KANALPojok Analisis

Jasmerah: Jangan Sekali-kali Meninggalkan Sejarah

Jasmerah: Jangan Sekali-kali Meninggalkan Sejarah
Bang Yos -- sapaan Letnan Jenderal TNI (Purn.) Dr. (H.C.) H. Sutiyoso, S.H.(FOTO: idea.grid.id)

COWASJP.COM – JASMERAH. Jangan Sekali-kali Meninggalkan Sejarah. Begitulah semboyan terkenal yang diucapkan oleh Presiden Soekarno, dalam pidatonya yang terakhir pada Hari Ulang Tahun (HUT) Republik Indonesia tanggal 17 Agustus 1966.

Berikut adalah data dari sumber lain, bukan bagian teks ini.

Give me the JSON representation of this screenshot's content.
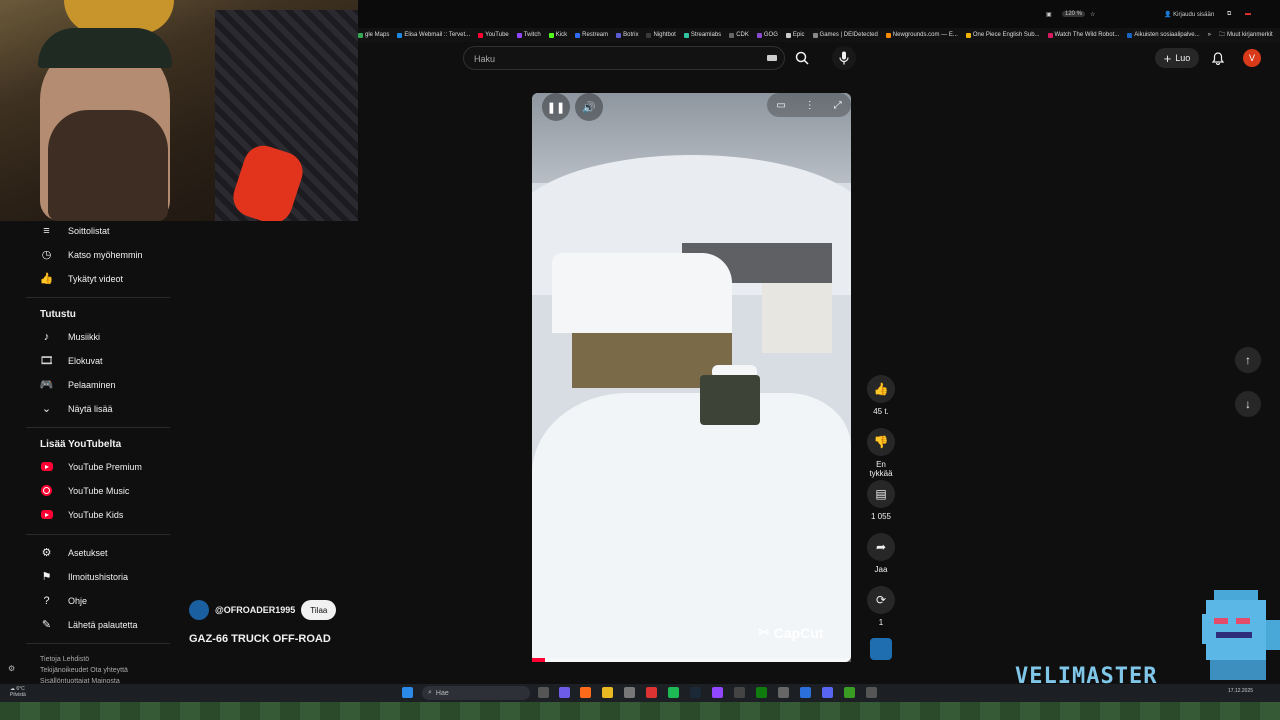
{
  "browser": {
    "zoom": "120 %",
    "signin": "Kirjaudu sisään",
    "bookmarks": [
      {
        "label": "gle Maps",
        "color": "#34a853"
      },
      {
        "label": "Elisa Webmail :: Tervet...",
        "color": "#1e88e5"
      },
      {
        "label": "YouTube",
        "color": "#ff0033"
      },
      {
        "label": "Twitch",
        "color": "#9146ff"
      },
      {
        "label": "Kick",
        "color": "#53fc18"
      },
      {
        "label": "Restream",
        "color": "#2f6df6"
      },
      {
        "label": "Botrix",
        "color": "#5b5bd6"
      },
      {
        "label": "Nightbot",
        "color": "#3b3b3b"
      },
      {
        "label": "Streamlabs",
        "color": "#31c3a2"
      },
      {
        "label": "CDK",
        "color": "#666666"
      },
      {
        "label": "GOG",
        "color": "#8b4bd1"
      },
      {
        "label": "Epic",
        "color": "#cccccc"
      },
      {
        "label": "Games | DEIDetected",
        "color": "#888888"
      },
      {
        "label": "Newgrounds.com — E...",
        "color": "#ff8a00"
      },
      {
        "label": "One Piece English Sub...",
        "color": "#f4b400"
      },
      {
        "label": "Watch The Wild Robot...",
        "color": "#d81b60"
      },
      {
        "label": "Aikuisten sosiaalipalve...",
        "color": "#1565c0"
      }
    ],
    "bookmarks_overflow": "»",
    "other_bookmarks": "Muut kirjanmerkit"
  },
  "header": {
    "search_placeholder": "Haku",
    "create_label": "Luo",
    "avatar_letter": "V"
  },
  "sidebar": {
    "you_items": [
      {
        "label": "Soittolistat",
        "icon": "playlist-icon"
      },
      {
        "label": "Katso myöhemmin",
        "icon": "clock-icon"
      },
      {
        "label": "Tykätyt videot",
        "icon": "thumbs-up-icon"
      }
    ],
    "explore_title": "Tutustu",
    "explore_items": [
      {
        "label": "Musiikki",
        "icon": "music-icon"
      },
      {
        "label": "Elokuvat",
        "icon": "film-icon"
      },
      {
        "label": "Pelaaminen",
        "icon": "gamepad-icon"
      },
      {
        "label": "Näytä lisää",
        "icon": "chevron-down-icon"
      }
    ],
    "more_title": "Lisää YouTubelta",
    "more_items": [
      {
        "label": "YouTube Premium"
      },
      {
        "label": "YouTube Music"
      },
      {
        "label": "YouTube Kids"
      }
    ],
    "settings_items": [
      {
        "label": "Asetukset",
        "icon": "gear-icon"
      },
      {
        "label": "Ilmoitushistoria",
        "icon": "flag-icon"
      },
      {
        "label": "Ohje",
        "icon": "help-icon"
      },
      {
        "label": "Lähetä palautetta",
        "icon": "feedback-icon"
      }
    ],
    "footer_line1": "Tietoja  Lehdistö",
    "footer_line2": "Tekijänoikeudet  Ota yhteyttä",
    "footer_line3": "Sisällöntuottajat  Mainosta"
  },
  "video": {
    "watermark": "CapCut",
    "progress": 0.04
  },
  "actions": {
    "likes": "45 t.",
    "dislike": "En tykkää",
    "comments": "1 055",
    "share": "Jaa",
    "remix": "1"
  },
  "channel": {
    "handle": "@OFROADER1995",
    "subscribe": "Tilaa",
    "title": "GAZ-66 TRUCK OFF-ROAD"
  },
  "overlay": {
    "streamer": "VELIMASTER"
  },
  "taskbar": {
    "search": "Hae",
    "weather_temp": "6°C",
    "weather_desc": "Pilvistä",
    "date": "17.12.2025"
  }
}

Sayangnya, anak bangsa ini sepertinya tidak terlalu peduli dengan semboyan itu. sehingga berkali-kali harus terjerembab dalam kubangan lumpur sejarah. Seperti keledai, yang berkali-kali terperosok ke dalam lubang yang sama. Sehingga tidak menyadari siapa dirinya dan siapa musuh yang sebenarnya. Dari dulu hingga kini. 

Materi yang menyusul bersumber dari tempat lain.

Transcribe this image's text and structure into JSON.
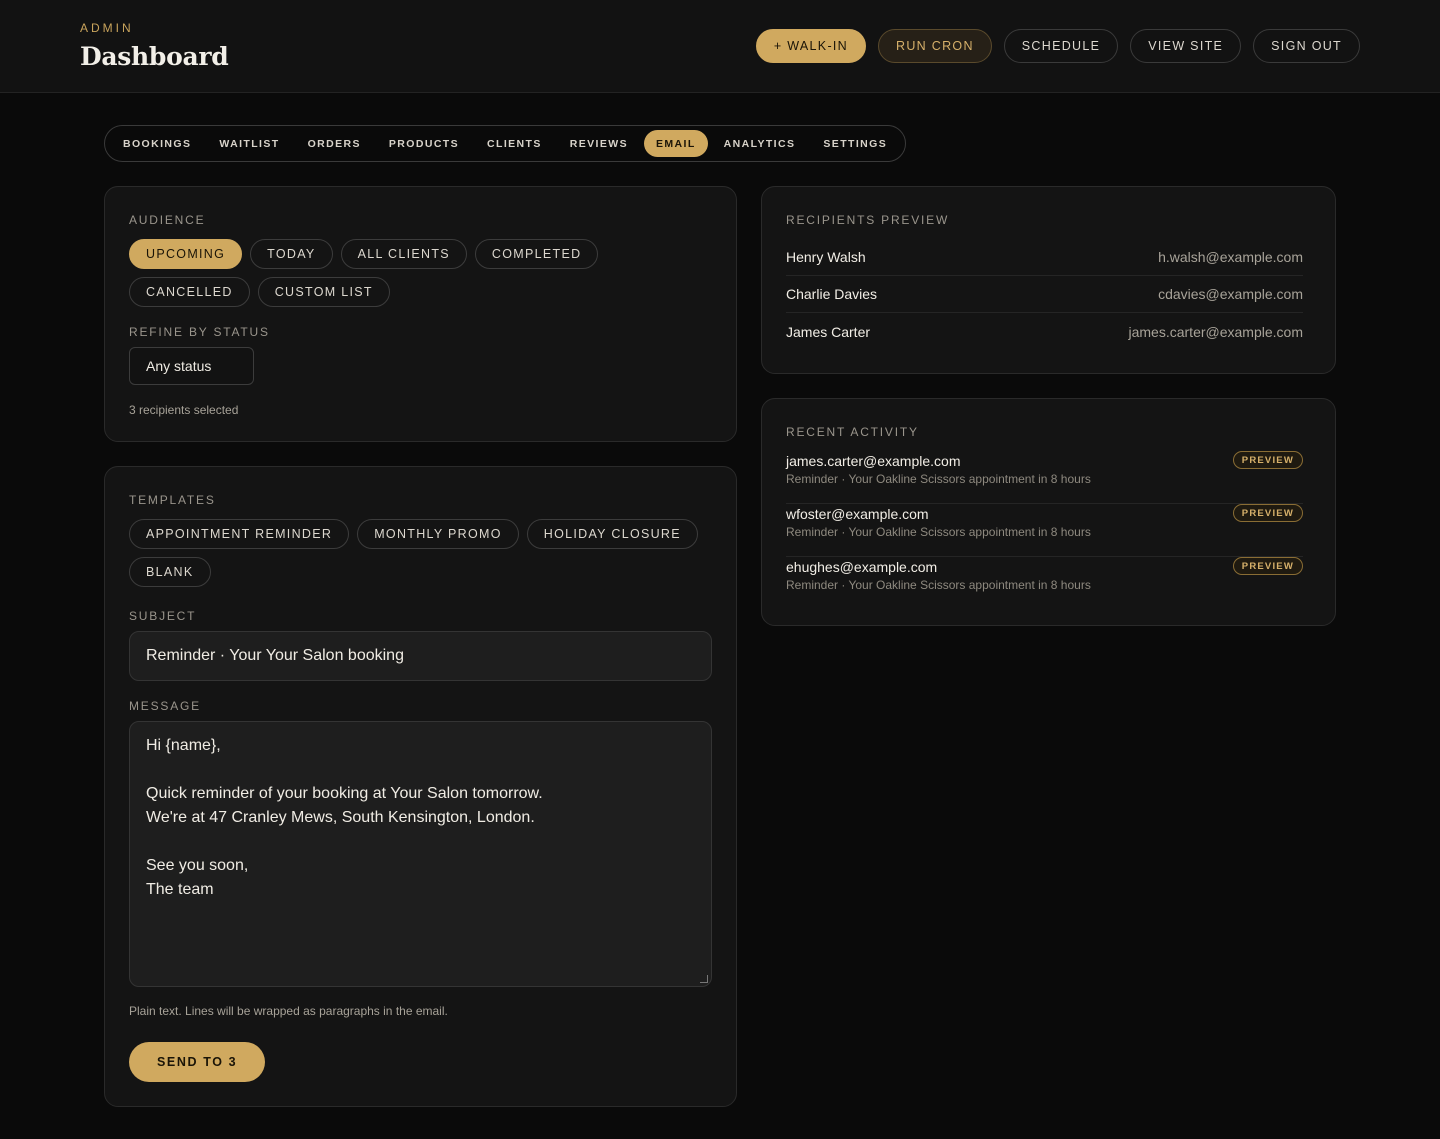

Ketika mantan petinggi intelijen militer Sutiyoso mengatakan kekhawatirannya terhadap membanjirnya Tenaga Kerja Asing (TKA) Cina, banyak yang mencibirkannya. Menganggapnya rasis. Dan menyebut kekhawatirannya itu tidak beralasan. Dirinya bahkan diancam akan dipolisikan. Karena dituduh telah menebar kebencian dan rasisme.

Bang Yos – demikian mantan Gubernur DKI Jakarta itu akrab disapa – menyatakan keyakinannya. Bahwa para TKA Cina itu tidak akan kembali ke negaranya. Mereka akan menetap dan beranak pinak di sini. Sementara ribuan lainnya akan terus berdatangan. Membanjiri negeri ini. Dan suatu saat jumlah mereka bisa ratusan juta. Melebihi jumlah penduduk pribumi yang bertumpah darah di negeri ini. 

Singapura merupakan sebuah bukti nyata. Dikuasai etnis Cina dan membuat kaum pribumi Melayunya tersingkir dari kemajuan negara. 

Bahkan Malaysia pun pernah menghadapi ancaman yang sama. Yang melahirkan kekhawatiran para pemimpin pribumi. Ketika jumlah imigran Cina terus meningkat dan partai-partai yang mereka dukung pun terus meraup suara yang semakin besar dalam pemilu (pilihan raya). 

Dan sama seperti yang dihadapi bangsa Indonesia saat ini, keberadaan etnis keturunan China di Malaysia juga diperkuat dengan status sosial, ekonomi, maupun politik yang rata-rata lebih tinggi dibandingkan dengan pribumi. Dan menyusul era reformasi 1998, mereka tidak hanya menguasai bidang bisnis dan ekonomi secara umum. Tapi juga mulai berpolitik dan mendirikan partai politik. 

Bahkan para konglomerat Cina alias Tionghoa yang disebut-sebut sebagai oligarkhi ekonomi diyakini sejumlah kalangan telah berhasil menguasai bidang politik. Karena kemampuan mereka mengendalikan arah kebijakan penguasa. Termasuk mengarahkan lahirnya undang-undang.

Sebab itu, selayaknya anak bangsa ini mengingat kembali semboyan Bung Karno: Jasmerah. Jangan meninggalkan sejarah. 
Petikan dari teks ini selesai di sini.